An "American Kalingrad"

What if the USA kept the Ryuku Islands from Japan after WW2, like the Soviets took Kalingrad? What would be the economic, cultural and political effects? Would a state be formed from all the Pacific islands?
 
What's the use of Kaliningrad? As a forward deployed military base.
What's the use of all the US run military bases in Okinawa? As forward deployed military bases.

Something with the same function is already there and it's not going anywhere no matter how much the locals protest. It would have been easy to just "annex" it after the war like the Marina islands.
 
Kaliningrad is a lot more closer to Soviet core territory than the Ryuku islands are to US soil. Its function would be totally different. They won't throw out the population and let Americans live there for example.

Most importantly, thats a hugely imperialistic move by the US, its allies and the USSR are not going to like that. The Ryuku islands are core Japanese territory.
 
I thought this was about any sort of extgernal territory on land - islands reall aren't the same in my mind. I was going to posit how the Panama Canal could have become another state; just let Colombian relations go differently and isntead of an independant Panama, we get a larger Canal Zone that covers OTL Canal up tot he border with Costa Ricaa.

I don't know how this would come about, but if enough Americans move there it might be feasible. Maybe if enough Democrts push for D.C. or Puerto Rico to become a state, and the State of Panama is more Republican, they could both be admitted as a compromise.
 
I'd say Europe was more important to the Soviets than East Asia was/is to the United States. Taking Kaliningrad and removing its population made a good deal of sense strategically. Doing the same to the Ryukyu islands would make less sense.

AFAIK Kaliningrad was more of a prize trophy, the heart of "Prussian militarism" now being under Soviet control (a bad comparison: imagine an enemy of the US annexing Philadelphia and confiscating the Liberty Bell).
That, and it also removed a direct German border with the Soviet Union.
 
AFAIK Kaliningrad was more of a prize trophy, the heart of "Prussian militarism" now being under Soviet control (a bad comparison: imagine an enemy of the US annexing Philadelphia and confiscating the Liberty Bell).
That, and it also removed a direct German border with the Soviet Union.
It also has one of the largest stockpiles of amber on the planet.

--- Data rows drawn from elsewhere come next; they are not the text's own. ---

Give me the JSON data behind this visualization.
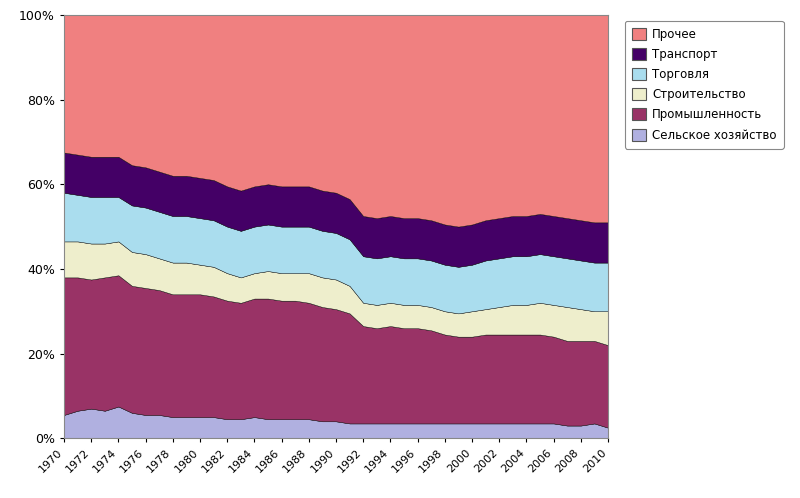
{
  "years": [
    1970,
    1971,
    1972,
    1973,
    1974,
    1975,
    1976,
    1977,
    1978,
    1979,
    1980,
    1981,
    1982,
    1983,
    1984,
    1985,
    1986,
    1987,
    1988,
    1989,
    1990,
    1991,
    1992,
    1993,
    1994,
    1995,
    1996,
    1997,
    1998,
    1999,
    2000,
    2001,
    2002,
    2003,
    2004,
    2005,
    2006,
    2007,
    2008,
    2009,
    2010
  ],
  "series": {
    "Сельское хозяйство": [
      5.5,
      6.5,
      7.0,
      6.5,
      7.5,
      6.0,
      5.5,
      5.5,
      5.0,
      5.0,
      5.0,
      5.0,
      4.5,
      4.5,
      5.0,
      4.5,
      4.5,
      4.5,
      4.5,
      4.0,
      4.0,
      3.5,
      3.5,
      3.5,
      3.5,
      3.5,
      3.5,
      3.5,
      3.5,
      3.5,
      3.5,
      3.5,
      3.5,
      3.5,
      3.5,
      3.5,
      3.5,
      3.0,
      3.0,
      3.5,
      2.5
    ],
    "Промышленность": [
      32.5,
      31.5,
      30.5,
      31.5,
      31.0,
      30.0,
      30.0,
      29.5,
      29.0,
      29.0,
      29.0,
      28.5,
      28.0,
      27.5,
      28.0,
      28.5,
      28.0,
      28.0,
      27.5,
      27.0,
      26.5,
      26.0,
      23.0,
      22.5,
      23.0,
      22.5,
      22.5,
      22.0,
      21.0,
      20.5,
      20.5,
      21.0,
      21.0,
      21.0,
      21.0,
      21.0,
      20.5,
      20.0,
      20.0,
      19.5,
      19.5
    ],
    "Строительство": [
      8.5,
      8.5,
      8.5,
      8.0,
      8.0,
      8.0,
      8.0,
      7.5,
      7.5,
      7.5,
      7.0,
      7.0,
      6.5,
      6.0,
      6.0,
      6.5,
      6.5,
      6.5,
      7.0,
      7.0,
      7.0,
      6.5,
      5.5,
      5.5,
      5.5,
      5.5,
      5.5,
      5.5,
      5.5,
      5.5,
      6.0,
      6.0,
      6.5,
      7.0,
      7.0,
      7.5,
      7.5,
      8.0,
      7.5,
      7.0,
      8.0
    ],
    "Торговля": [
      11.5,
      11.0,
      11.0,
      11.0,
      10.5,
      11.0,
      11.0,
      11.0,
      11.0,
      11.0,
      11.0,
      11.0,
      11.0,
      11.0,
      11.0,
      11.0,
      11.0,
      11.0,
      11.0,
      11.0,
      11.0,
      11.0,
      11.0,
      11.0,
      11.0,
      11.0,
      11.0,
      11.0,
      11.0,
      11.0,
      11.0,
      11.5,
      11.5,
      11.5,
      11.5,
      11.5,
      11.5,
      11.5,
      11.5,
      11.5,
      11.5
    ],
    "Транспорт": [
      9.5,
      9.5,
      9.5,
      9.5,
      9.5,
      9.5,
      9.5,
      9.5,
      9.5,
      9.5,
      9.5,
      9.5,
      9.5,
      9.5,
      9.5,
      9.5,
      9.5,
      9.5,
      9.5,
      9.5,
      9.5,
      9.5,
      9.5,
      9.5,
      9.5,
      9.5,
      9.5,
      9.5,
      9.5,
      9.5,
      9.5,
      9.5,
      9.5,
      9.5,
      9.5,
      9.5,
      9.5,
      9.5,
      9.5,
      9.5,
      9.5
    ],
    "Прочее": [
      32.5,
      33.0,
      33.5,
      33.5,
      33.5,
      35.5,
      36.0,
      37.0,
      38.0,
      38.0,
      38.5,
      39.0,
      40.5,
      41.5,
      40.5,
      40.0,
      40.5,
      40.5,
      40.5,
      41.5,
      42.0,
      43.5,
      47.5,
      48.0,
      47.5,
      48.0,
      48.0,
      48.5,
      49.5,
      50.0,
      49.5,
      48.5,
      48.0,
      47.5,
      47.5,
      47.0,
      47.5,
      48.0,
      48.5,
      49.0,
      49.0
    ]
  },
  "colors": {
    "Сельское хозяйство": "#b0b0e0",
    "Промышленность": "#993366",
    "Строительство": "#eeeecc",
    "Торговля": "#aaddee",
    "Транспорт": "#440066",
    "Прочее": "#f08080"
  },
  "legend_order": [
    "Прочее",
    "Транспорт",
    "Торговля",
    "Строительство",
    "Промышленность",
    "Сельское хозяйство"
  ],
  "stack_order": [
    "Сельское хозяйство",
    "Промышленность",
    "Строительство",
    "Торговля",
    "Транспорт",
    "Прочее"
  ],
  "ytick_labels": [
    "0%",
    "20%",
    "40%",
    "60%",
    "80%",
    "100%"
  ],
  "yticks": [
    0,
    20,
    40,
    60,
    80,
    100
  ],
  "figsize": [
    8.0,
    4.98
  ],
  "dpi": 100,
  "bg_color": "#f0f0f0"
}
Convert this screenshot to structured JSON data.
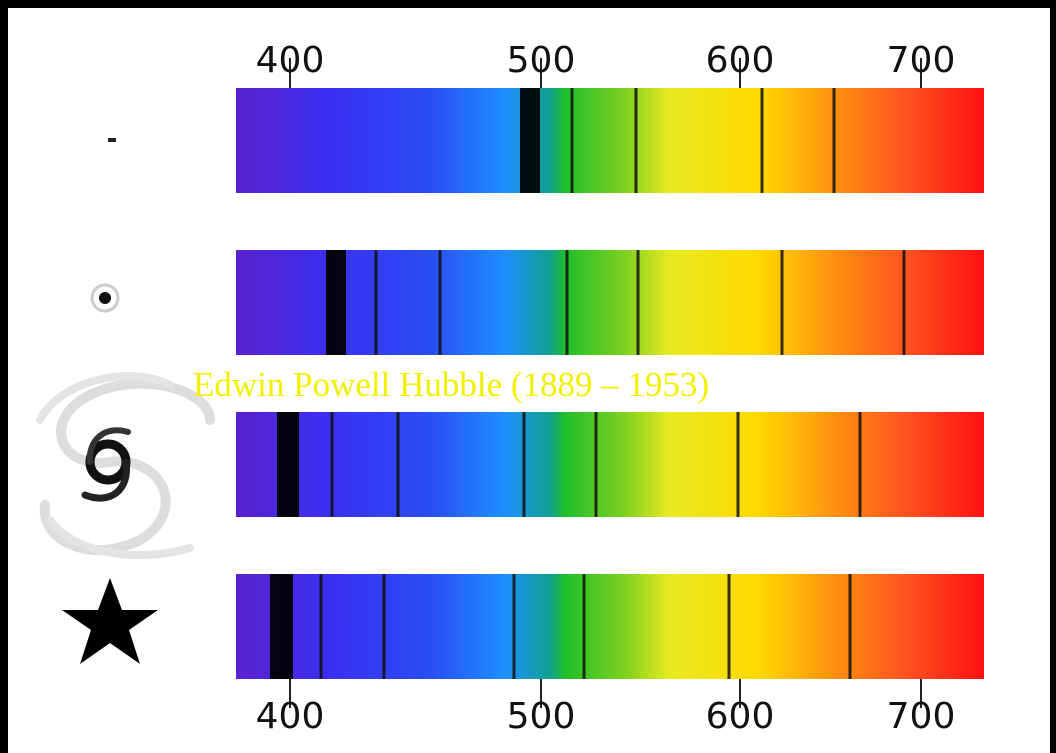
{
  "top_axis": {
    "ticks": [
      400,
      500,
      600,
      700
    ]
  },
  "bottom_axis": {
    "ticks": [
      400,
      500,
      600,
      700
    ]
  },
  "caption": "Edwin Powell Hubble (1889 – 1953)"
}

It also served a warm water port to the USSR. So it was not just a trophy city.
 
AFAIK Kaliningrad was more of a prize trophy, the heart of "Prussian militarism" now being under Soviet control (a bad comparison: imagine an enemy of the US annexing Philadelphia and confiscating the Liberty Bell).
Which is rather unfair to the historical legacy of the East Prussians, because that province was not necessarily any more the "heart of Prussian militarism" by the 20th century than any other in the Kingdom and it certainly was no longer the heart of Prussia itself.
 
Given that the Okinawans have a separate history from 'Mainland' Japan until the 1800s... the best chance (and it is still a long shot) would be for a referendum declaring a preference for American statehood (IMHO nothing short of full congressional representation and a say in presidential elections will cut it, maybe the best chance to get PR in too) over reunification with Japan.
 
I don't see the US doing this.

However, if China was involved... Assume Burma hilds in 1942, so the Road stays open. China receives much more Lend-Lease and some American reinforcements.Thus augmented, the Chinese push back, clear the Japanese out of south China, and retake Nanking and Shanghai.

This campaign is (understandably) waged as a war of extermination against the Japanese. Soon after Chinese forces reach the coast, a faction of Taiwanese launch a rebellion/coup against Japanese on the islandd, and wipe them out with help from the mainland, which arrives in Lend-Lease amphibious craft. (Object of the rebellion - avoid being bombed by the USAAF, and avoid being purged as collaborators by the victorious RoC. I have no idea whether this was even remotely possible; I base this on the rebellion and attempted side change of Slovakia in August 1944.)

Chinese forces now prepare to invade the Ryukyus, while US forces mop up in the Philippines and destroy the remnants of the Japanese Navy. Many Ryukyuans flee to Kyushu (there are lots of small boats in the islands).

China and the US invade and conquer the Ryukyus. More civilians flee; many others are killed, especially where Chinese troops are active.

At the end of the war, China annexes most of the Ryukus, expelling the surviving civilians. The US takes Okinawa for a base in Asia, and also deports surviving civilians to Japan.